6. The registrant's other certifying officers and I have indicated in this
annual report whether or not there were significant changes in internal controls
or in other factors that could significantly affect internal controls subsequent
to the date of our most recent evaluation, including any corrective actions with
regard to significant deficiencies and material weaknesses.

Date: May 11, 2004

/s/Albert Figueroa
-------------------------------
Albert Figueroa
Principal Accounting Officer




                            CERTIFICATION PURSUANT TO
                             18 U.S.C. SECTION 1350,
                             AS ADOPTED PURSUANT TO
                  SECTION 906 OF THE SARBANES-OXLEY ACT OF 2002

         In connection with the Annual Report of Largo Vista Group, Ltd (the
"Company") on Form 10-KSB for the period ending December 31, 2003, as filed with
the Securities and Exchange Commission (the "Report"), the undersigned, Deng
Shan, Interim Chief Executive Officer of the Company, certifies to the best of
his knowledge, pursuant to 18 U.S.C. 1350, as adopted pursuant to Section 906 of
the Sarbanes-Oxley Act of 2002, that:

         (1) The Report fully complies with the requirements of section 13(a) or
15(d) of the Securities Exchange Act of 1934; and

         (2) The information contained in the Report fairly presents, in all
material respects, the financial condition and results of operations of the
Company.

Date: May 11, 2004

/s/ Deng Shan
-----------------------------------------
Deng Shan, Principal Executive Officer

         This certification accompanies this Report pursuant to Section 906 of
the Sarbanes-Oxley Act of 2002 and shall not be deemed filed by the Company for
purposes of Section 18 of the Securities Exchange Act of 1934, as amended.

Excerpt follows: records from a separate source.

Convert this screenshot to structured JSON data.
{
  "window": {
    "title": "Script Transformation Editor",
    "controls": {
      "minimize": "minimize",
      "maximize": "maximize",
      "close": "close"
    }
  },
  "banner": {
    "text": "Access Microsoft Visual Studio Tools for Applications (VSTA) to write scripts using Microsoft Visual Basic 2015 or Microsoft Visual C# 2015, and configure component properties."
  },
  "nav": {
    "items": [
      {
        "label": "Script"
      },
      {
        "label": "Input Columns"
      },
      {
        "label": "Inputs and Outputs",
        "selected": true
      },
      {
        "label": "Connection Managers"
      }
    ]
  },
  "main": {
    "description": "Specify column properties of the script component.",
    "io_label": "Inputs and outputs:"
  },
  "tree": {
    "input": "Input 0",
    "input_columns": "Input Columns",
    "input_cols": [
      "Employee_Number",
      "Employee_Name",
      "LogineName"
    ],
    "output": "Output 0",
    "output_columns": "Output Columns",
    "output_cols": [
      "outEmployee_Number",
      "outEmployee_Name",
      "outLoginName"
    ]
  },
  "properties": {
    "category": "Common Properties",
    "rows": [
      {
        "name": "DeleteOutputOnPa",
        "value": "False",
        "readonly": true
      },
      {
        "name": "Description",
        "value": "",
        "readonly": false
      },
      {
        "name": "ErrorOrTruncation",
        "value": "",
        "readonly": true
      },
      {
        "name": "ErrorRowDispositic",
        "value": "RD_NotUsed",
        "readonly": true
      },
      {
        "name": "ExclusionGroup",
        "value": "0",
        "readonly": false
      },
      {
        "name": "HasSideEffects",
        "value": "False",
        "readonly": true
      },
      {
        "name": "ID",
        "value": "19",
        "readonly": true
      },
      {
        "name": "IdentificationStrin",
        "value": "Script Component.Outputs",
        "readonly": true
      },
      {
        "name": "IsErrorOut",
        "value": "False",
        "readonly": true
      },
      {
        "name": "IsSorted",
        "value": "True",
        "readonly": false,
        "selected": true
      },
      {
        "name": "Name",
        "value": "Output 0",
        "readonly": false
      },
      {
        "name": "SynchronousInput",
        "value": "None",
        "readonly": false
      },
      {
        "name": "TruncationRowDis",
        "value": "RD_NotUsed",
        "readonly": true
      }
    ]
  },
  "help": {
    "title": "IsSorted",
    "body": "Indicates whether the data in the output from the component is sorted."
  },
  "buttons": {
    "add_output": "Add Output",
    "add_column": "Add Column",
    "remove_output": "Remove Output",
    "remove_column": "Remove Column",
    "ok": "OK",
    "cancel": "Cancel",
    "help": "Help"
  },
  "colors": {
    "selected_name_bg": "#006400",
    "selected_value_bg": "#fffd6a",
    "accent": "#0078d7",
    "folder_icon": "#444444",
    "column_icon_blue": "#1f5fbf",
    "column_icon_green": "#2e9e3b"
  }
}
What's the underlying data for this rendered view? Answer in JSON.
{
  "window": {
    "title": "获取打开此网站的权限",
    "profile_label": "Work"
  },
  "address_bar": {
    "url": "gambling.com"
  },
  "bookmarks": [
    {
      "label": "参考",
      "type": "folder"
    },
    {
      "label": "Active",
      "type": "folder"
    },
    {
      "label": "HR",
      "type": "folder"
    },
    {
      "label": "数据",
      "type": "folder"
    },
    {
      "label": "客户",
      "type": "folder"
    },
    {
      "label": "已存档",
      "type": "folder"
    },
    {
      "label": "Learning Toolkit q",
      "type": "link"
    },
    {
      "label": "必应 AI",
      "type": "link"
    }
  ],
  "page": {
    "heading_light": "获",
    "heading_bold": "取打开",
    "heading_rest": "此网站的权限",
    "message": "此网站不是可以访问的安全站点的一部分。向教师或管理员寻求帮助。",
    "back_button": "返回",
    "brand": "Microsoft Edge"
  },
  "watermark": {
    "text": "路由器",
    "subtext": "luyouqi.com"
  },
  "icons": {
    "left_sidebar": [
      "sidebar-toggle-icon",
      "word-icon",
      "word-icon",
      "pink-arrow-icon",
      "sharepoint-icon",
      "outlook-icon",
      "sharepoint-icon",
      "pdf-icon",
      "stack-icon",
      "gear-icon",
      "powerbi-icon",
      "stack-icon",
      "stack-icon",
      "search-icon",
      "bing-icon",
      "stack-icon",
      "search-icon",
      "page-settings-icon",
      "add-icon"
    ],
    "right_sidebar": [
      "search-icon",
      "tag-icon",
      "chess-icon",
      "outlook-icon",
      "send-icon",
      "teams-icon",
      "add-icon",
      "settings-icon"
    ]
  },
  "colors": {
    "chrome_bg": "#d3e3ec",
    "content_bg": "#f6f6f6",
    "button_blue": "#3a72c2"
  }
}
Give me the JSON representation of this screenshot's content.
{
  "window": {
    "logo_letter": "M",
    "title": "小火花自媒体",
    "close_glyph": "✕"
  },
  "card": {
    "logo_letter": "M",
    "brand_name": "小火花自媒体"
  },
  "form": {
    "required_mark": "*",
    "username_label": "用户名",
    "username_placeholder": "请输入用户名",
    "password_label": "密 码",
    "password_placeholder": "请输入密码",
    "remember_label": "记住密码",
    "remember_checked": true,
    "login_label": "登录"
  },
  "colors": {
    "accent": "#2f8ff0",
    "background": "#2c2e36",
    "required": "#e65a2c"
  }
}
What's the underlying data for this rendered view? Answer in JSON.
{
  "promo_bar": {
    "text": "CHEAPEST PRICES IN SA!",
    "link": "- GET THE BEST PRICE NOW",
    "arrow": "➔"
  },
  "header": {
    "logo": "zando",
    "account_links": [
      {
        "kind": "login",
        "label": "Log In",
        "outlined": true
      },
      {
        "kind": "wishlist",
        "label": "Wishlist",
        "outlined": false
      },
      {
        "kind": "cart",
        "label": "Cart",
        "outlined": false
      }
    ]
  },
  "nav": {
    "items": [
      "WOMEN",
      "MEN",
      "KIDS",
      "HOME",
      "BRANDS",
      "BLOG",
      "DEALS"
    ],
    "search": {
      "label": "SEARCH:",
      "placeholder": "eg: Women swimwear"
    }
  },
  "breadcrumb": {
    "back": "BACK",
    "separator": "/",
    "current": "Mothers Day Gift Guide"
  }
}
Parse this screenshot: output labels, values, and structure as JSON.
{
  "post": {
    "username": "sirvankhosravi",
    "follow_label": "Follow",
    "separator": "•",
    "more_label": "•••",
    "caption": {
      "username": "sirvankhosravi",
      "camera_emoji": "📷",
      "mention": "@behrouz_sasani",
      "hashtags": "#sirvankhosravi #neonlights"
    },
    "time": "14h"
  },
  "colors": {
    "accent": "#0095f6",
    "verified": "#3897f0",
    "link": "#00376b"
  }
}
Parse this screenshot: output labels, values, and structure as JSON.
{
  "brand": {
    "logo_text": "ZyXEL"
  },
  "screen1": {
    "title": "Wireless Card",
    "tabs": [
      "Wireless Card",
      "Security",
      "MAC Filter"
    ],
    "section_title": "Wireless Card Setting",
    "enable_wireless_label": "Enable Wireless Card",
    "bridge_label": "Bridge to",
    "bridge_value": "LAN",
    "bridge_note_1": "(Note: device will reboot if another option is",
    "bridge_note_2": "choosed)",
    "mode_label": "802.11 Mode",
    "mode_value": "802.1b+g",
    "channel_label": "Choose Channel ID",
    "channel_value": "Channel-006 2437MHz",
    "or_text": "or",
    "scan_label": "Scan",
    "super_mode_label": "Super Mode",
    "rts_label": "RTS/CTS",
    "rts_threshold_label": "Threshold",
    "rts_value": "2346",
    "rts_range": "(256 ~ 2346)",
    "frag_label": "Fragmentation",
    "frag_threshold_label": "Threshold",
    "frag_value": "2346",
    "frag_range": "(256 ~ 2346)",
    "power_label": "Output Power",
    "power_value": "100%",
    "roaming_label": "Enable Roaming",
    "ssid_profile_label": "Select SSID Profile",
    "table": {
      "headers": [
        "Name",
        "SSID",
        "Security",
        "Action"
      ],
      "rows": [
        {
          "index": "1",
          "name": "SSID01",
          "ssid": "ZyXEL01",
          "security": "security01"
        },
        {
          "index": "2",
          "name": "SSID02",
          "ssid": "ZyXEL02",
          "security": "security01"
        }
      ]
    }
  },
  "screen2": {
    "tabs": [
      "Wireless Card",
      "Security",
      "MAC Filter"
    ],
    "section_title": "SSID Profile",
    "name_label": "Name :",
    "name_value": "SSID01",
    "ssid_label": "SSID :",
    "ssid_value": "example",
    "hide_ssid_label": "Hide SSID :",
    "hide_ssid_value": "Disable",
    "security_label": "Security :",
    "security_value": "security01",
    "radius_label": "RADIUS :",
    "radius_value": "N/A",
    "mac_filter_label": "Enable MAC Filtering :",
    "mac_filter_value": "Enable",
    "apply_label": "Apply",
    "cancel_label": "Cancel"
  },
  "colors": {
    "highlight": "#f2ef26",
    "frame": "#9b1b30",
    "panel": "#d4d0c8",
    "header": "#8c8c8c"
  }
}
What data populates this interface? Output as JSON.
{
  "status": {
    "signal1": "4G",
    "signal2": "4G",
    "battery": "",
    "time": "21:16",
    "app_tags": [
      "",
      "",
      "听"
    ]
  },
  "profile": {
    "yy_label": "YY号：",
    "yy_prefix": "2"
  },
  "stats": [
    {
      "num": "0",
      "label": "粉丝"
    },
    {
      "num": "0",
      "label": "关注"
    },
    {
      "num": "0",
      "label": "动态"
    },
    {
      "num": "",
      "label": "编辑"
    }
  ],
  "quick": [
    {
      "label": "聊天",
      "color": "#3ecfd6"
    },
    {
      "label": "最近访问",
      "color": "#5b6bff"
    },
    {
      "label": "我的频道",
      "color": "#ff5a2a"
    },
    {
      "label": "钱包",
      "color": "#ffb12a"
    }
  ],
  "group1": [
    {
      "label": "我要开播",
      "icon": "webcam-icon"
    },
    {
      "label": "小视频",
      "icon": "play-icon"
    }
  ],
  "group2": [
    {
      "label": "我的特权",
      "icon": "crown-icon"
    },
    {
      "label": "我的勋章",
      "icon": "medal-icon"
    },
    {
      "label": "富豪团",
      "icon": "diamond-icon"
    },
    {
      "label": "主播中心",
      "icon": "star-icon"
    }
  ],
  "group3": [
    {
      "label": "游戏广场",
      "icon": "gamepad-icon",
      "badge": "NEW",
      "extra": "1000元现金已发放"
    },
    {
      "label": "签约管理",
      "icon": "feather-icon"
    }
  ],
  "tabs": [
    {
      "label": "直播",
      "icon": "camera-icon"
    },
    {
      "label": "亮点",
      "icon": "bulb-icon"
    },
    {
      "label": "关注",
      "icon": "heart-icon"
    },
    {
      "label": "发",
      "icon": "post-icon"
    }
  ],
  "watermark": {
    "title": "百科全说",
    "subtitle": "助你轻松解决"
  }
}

                            CERTIFICATION PURSUANT TO
                             18 U.S.C. SECTION 1350,
                             AS ADOPTED PURSUANT TO
                  SECTION 906 OF THE SARBANES-OXLEY ACT OF 2002

         In connection with the Annual Report of Largo Vista Group, Ltd (the
"Company") on Form 10-KSB for the period ending December 31, 2003, as filed with
the Securities and Exchange Commission (the "Report"), the undersigned, Albert
Figueroa, Secretary/Treasurer of the Company, certifies to the best of his
knowledge, pursuant to 18 U.S.C. 1350, as adopted pursuant to Section 906 of the
Sarbanes-Oxley Act of 2002, that:

         (1) The Report fully complies with the requirements of section 13(a) or
15(d) of the Securities Exchange Act of 1934; and

         (2) The information contained in the Report fairly presents, in all
material respects, the financial condition and results of operations of the
Company.

Date: May 11, 2004

/s/ Albert Figueroa
---------------------------------------------
Albert Figueroa, Principal Accounting Officer

         This certification accompanies this Report pursuant to Section 906 of
the Sarbanes-Oxley Act of 2002 and shall not be deemed filed by the Company for
purposes of Section 18 of the Securities Exchange Act of 1934, as amended.